The technology could radically improve the energy efficiency of data centres – using 1000 times less power than a hard disk centre – by requiring far less cooling and doing away with the energy-intensive task of data migration every two years. Optical disks are also inherently far more secure than hard disks.
Lead investigator, Min Gu, distinguished professor, RMIT, said the research paves the way for the development of optical data centres to address both the world’s data storage challenge and support the coming ‘Long Data’ revolution.
“All the data we’re generating in the big data era – over 2.5 quintillion bytes a day – has to be stored somewhere, but our current storage technologies were developed in different times,” Gu said. “While optical technology can expand capacity, the most advanced optical disks developed so far have only 50-year lifespans. Our technique can create an optical disk with the largest capacity of any optical technology developed to date and our tests have shown it will last over half a millennium.“…. “While there is further work needed to optimise the technology – and we’re keen to partner with industrial collaborators to drive the research forward – we know this technique is suitable for mass production of optical disks so the potential is staggering.”
The world is shifting from big data towards long dData, which enables new insights to be discovered through the mining of massive data sets that capture changes in the real world over decades and centuries.
Lead author, Dr Qiming Zhang, senior research fellow, School of Science, RMIT, said the new technology could expand horizons for research by helping to advance the rise of Long Data.
“Long Data offers an unprecedented opportunity for new discoveries in almost every field – from astrophysics to biology, social science to business – but we can’t unlock that potential without addressing the storage challenge,” Zhang said. “For example, to study the mutation of just one human family tree, 8 terabytes of data is required to analyse the genomes across 10 generations. In astronomy, the Square Kilometre Array (SKA) radio telescope produces 576 petabytes of raw data per hour.“….“Meanwhile the Brain Research through Advancing Innovative Neurotechnologies (BRAIN) Initiative to ‘map’ the human brain is handling data measured in yottabytes, or one trillion terabytes“… “These enormous amounts of data have to last over generations to be meaningful. Developing storage devices with both high capacity and long lifespan is essential, so we can realise the impact that research using Long Data can make in the world.”
The novel technique behind the technology – developed over five years – combines gold nanomaterials with a hybrid glass material that has outstanding mechanical strength.
The research progresses earlier groundbreaking work by Gu and his team that smashed through the seemingly unbreakable optical limit of blu-ray and enabled data to be stored across the full spectrum of visible light rays.
How it works
The researchers have demonstrated optical long data memory in a novel nanoplasmonic hybrid glass matrix, different to the conventional materials used in optical discs.
(Copyright: Nature Communications)
Glass is a highly durable material that can last up to 1,000 years and can be used to hold data, but has limited storage capacity because of its inflexibility.
The team combined glass with an organic material, halving its lifespan but radically increasing capacity.
To create the nanoplasmonic hybrid glass matrix, gold nanorods were incorporated into a hybrid glass composite, known as organic modified ceramic.
The researchers chose gold because like glass, it is robust and highly durable. Gold nanoparticles allow information to be recorded in five dimensions – the three dimensions in space plus colour and polarisation.
The technique relies on a sol-gel process, which uses chemical precursors to produce ceramics and glasses with better purity and homogeneity than conventional processes.
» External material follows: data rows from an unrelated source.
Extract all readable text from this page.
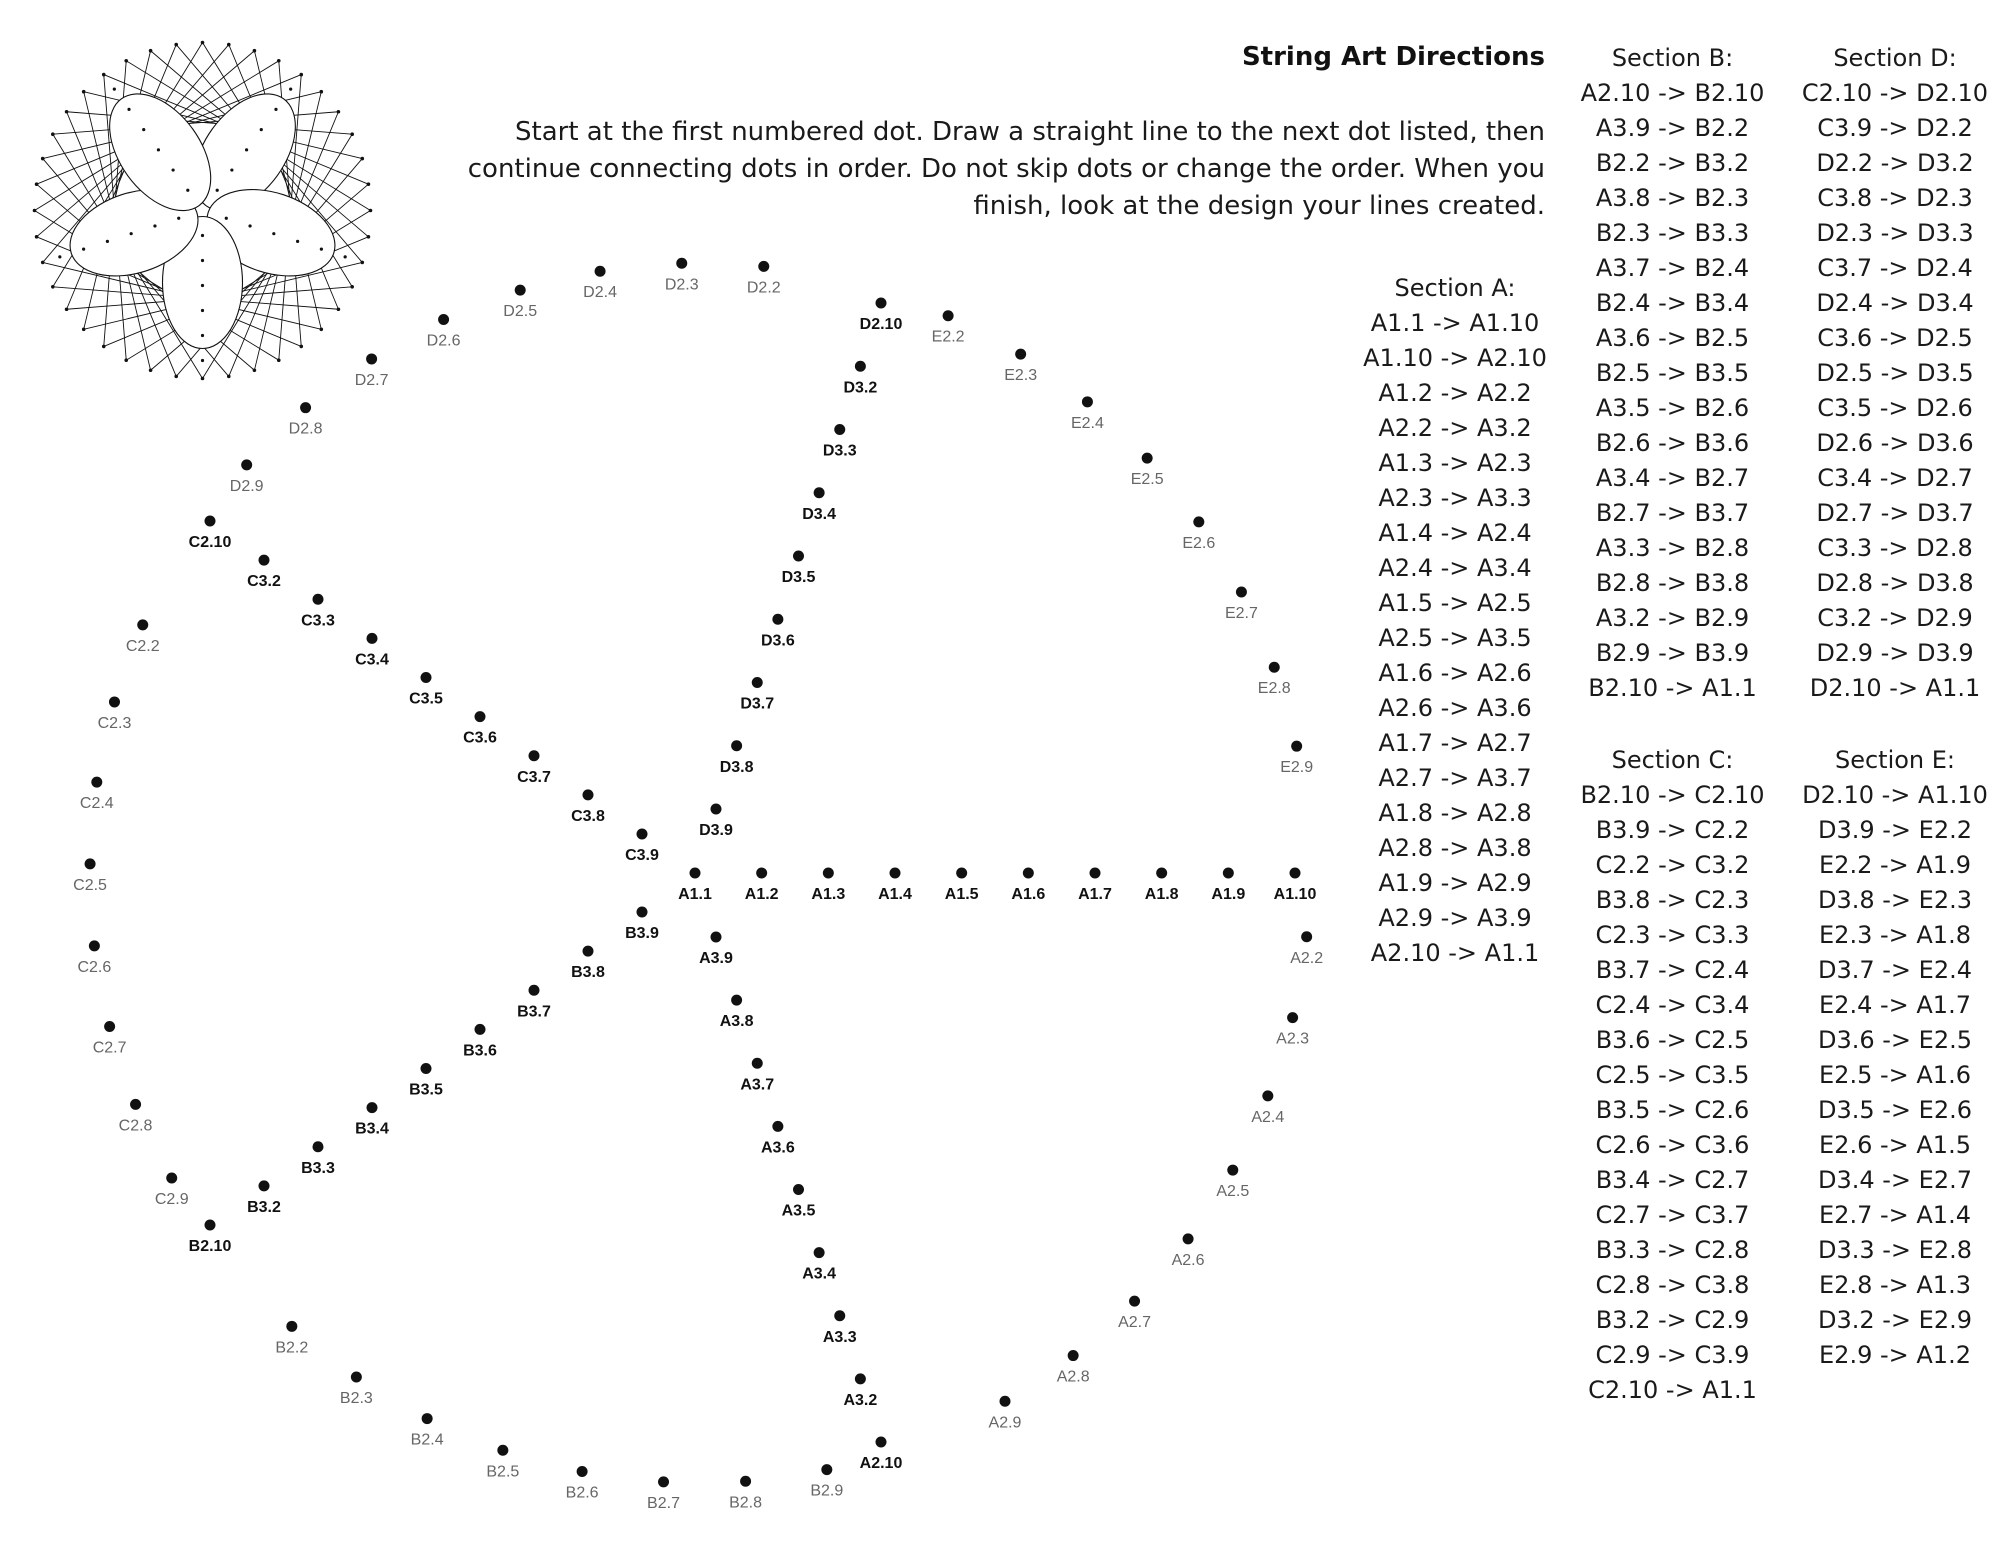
A1.1 A1.2 A1.3 A1.4 A1.5 A1.6 A1.7 A1.8 A1.9 A1.10
A3.9
A3.8
A3.7
A3.6
A3.5
A3.4
A3.3
A3.2
A2.10
B3.9
B3.8
B3.7
B3.6
B3.5
B3.4
B3.3
B3.2
B2.10
C3.9
C3.8
C3.7
C3.6
C3.5
C3.4
C3.3
C3.2
C2.10
D3.9
D3.8
D3.7
D3.6
D3.5
D3.4
D3.3
D3.2
D2.10
A2.2
A2.3
A2.4
A2.5
A2.6
A2.7
A2.8
A2.9
B2.9
B2.8
B2.7
B2.6
B2.5
B2.4
B2.3
B2.2
C2.9
C2.8
C2.7
C2.6
C2.5
C2.4
C2.3
C2.2
D2.9
D2.8
D2.7
D2.6
D2.5
D2.4	D2.3	D2.2
E2.2
E2.3
E2.4
E2.5
E2.6
E2.7
E2.8
E2.9
String Art Directions
Start at the first numbered dot. Draw a straight line to the next dot listed, then continue connecting dots in order. Do not skip dots or change the order. When you finish, look at the design your lines created.
Section A:
A1.1 -> A1.10
A1.10 -> A2.10
A1.2 -> A2.2
A2.2 -> A3.2
A1.3 -> A2.3
A2.3 -> A3.3
A1.4 -> A2.4
A2.4 -> A3.4
A1.5 -> A2.5
A2.5 -> A3.5
A1.6 -> A2.6
A2.6 -> A3.6
A1.7 -> A2.7
A2.7 -> A3.7
A1.8 -> A2.8
A2.8 -> A3.8
A1.9 -> A2.9
A2.9 -> A3.9
A2.10 -> A1.1
Section B:
A2.10 -> B2.10
A3.9 -> B2.2
B2.2 -> B3.2
A3.8 -> B2.3
B2.3 -> B3.3
A3.7 -> B2.4
B2.4 -> B3.4
A3.6 -> B2.5
B2.5 -> B3.5
A3.5 -> B2.6
B2.6 -> B3.6
A3.4 -> B2.7
B2.7 -> B3.7
A3.3 -> B2.8
B2.8 -> B3.8
A3.2 -> B2.9
B2.9 -> B3.9
B2.10 -> A1.1
Section D:
C2.10 -> D2.10
C3.9 -> D2.2
D2.2 -> D3.2
C3.8 -> D2.3
D2.3 -> D3.3
C3.7 -> D2.4
D2.4 -> D3.4
C3.6 -> D2.5
D2.5 -> D3.5
C3.5 -> D2.6
D2.6 -> D3.6
C3.4 -> D2.7
D2.7 -> D3.7
C3.3 -> D2.8
D2.8 -> D3.8
C3.2 -> D2.9
D2.9 -> D3.9
D2.10 -> A1.1
Section C:
B2.10 -> C2.10
B3.9 -> C2.2
C2.2 -> C3.2
B3.8 -> C2.3
C2.3 -> C3.3
B3.7 -> C2.4
C2.4 -> C3.4
B3.6 -> C2.5
C2.5 -> C3.5
B3.5 -> C2.6
C2.6 -> C3.6
B3.4 -> C2.7
C2.7 -> C3.7
B3.3 -> C2.8
C2.8 -> C3.8
B3.2 -> C2.9
C2.9 -> C3.9
C2.10 -> A1.1
Section E:
D2.10 -> A1.10
D3.9 -> E2.2
E2.2 -> A1.9
D3.8 -> E2.3
E2.3 -> A1.8
D3.7 -> E2.4
E2.4 -> A1.7
D3.6 -> E2.5
E2.5 -> A1.6
D3.5 -> E2.6
E2.6 -> A1.5
D3.4 -> E2.7
E2.7 -> A1.4
D3.3 -> E2.8
E2.8 -> A1.3
D3.2 -> E2.9
E2.9 -> A1.2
The research was led by Gu and Zhang, Laboratory of Artificial-Intelligence Nanophotonics, RMIT and the RMIT node of Centre for Ultrahigh bandwidth Devices for Optical Systems (CUDOS), along with collaborators from the School of Materials Science and Engineering, Wuhan University of Technology and the Faculty of Engineering, Monash University.
Article: High-capacity optical long data memory based on enhanced Young’s modulus in nanoplasmonic hybrid glass composites
Nature Communications has published an article written by Qiming Zhang, Laboratory of Artificial-Intelligence Nanophotonics and CUDOS, School of Science, Melbourne, VIC, 3001, Australia, Zhilin Xia, Department of Materials Science and Engineering, Faculty of Engineering, Monash University, Clayton, VIC, 3800, Australia, and School of Materials Science and Engineering, Wuhan University of Technology, Wuhan, Hubei, 430070, China, Yi-Bing Cheng, Department of Materials Science and Engineering, Faculty of Engineering, Monash University, Clayton, VIC, 3800, Australia, and State Key Laboratory of Advanced Technology for Materials Synthesis and Processing, Wuhan University of Technology, Wuhan, 430070, Hubei, China, Min Gu, Laboratory of Artificial-Intelligence Nanophotonics and CUDOS, School of Science, Melbourne, VIC, 3001, Australia, and Centre for Micro-Photonics, Faculty of Science, Engineering and Technology, Swinburne University of Technology, Hawthorn, VIC, 3122, Australia.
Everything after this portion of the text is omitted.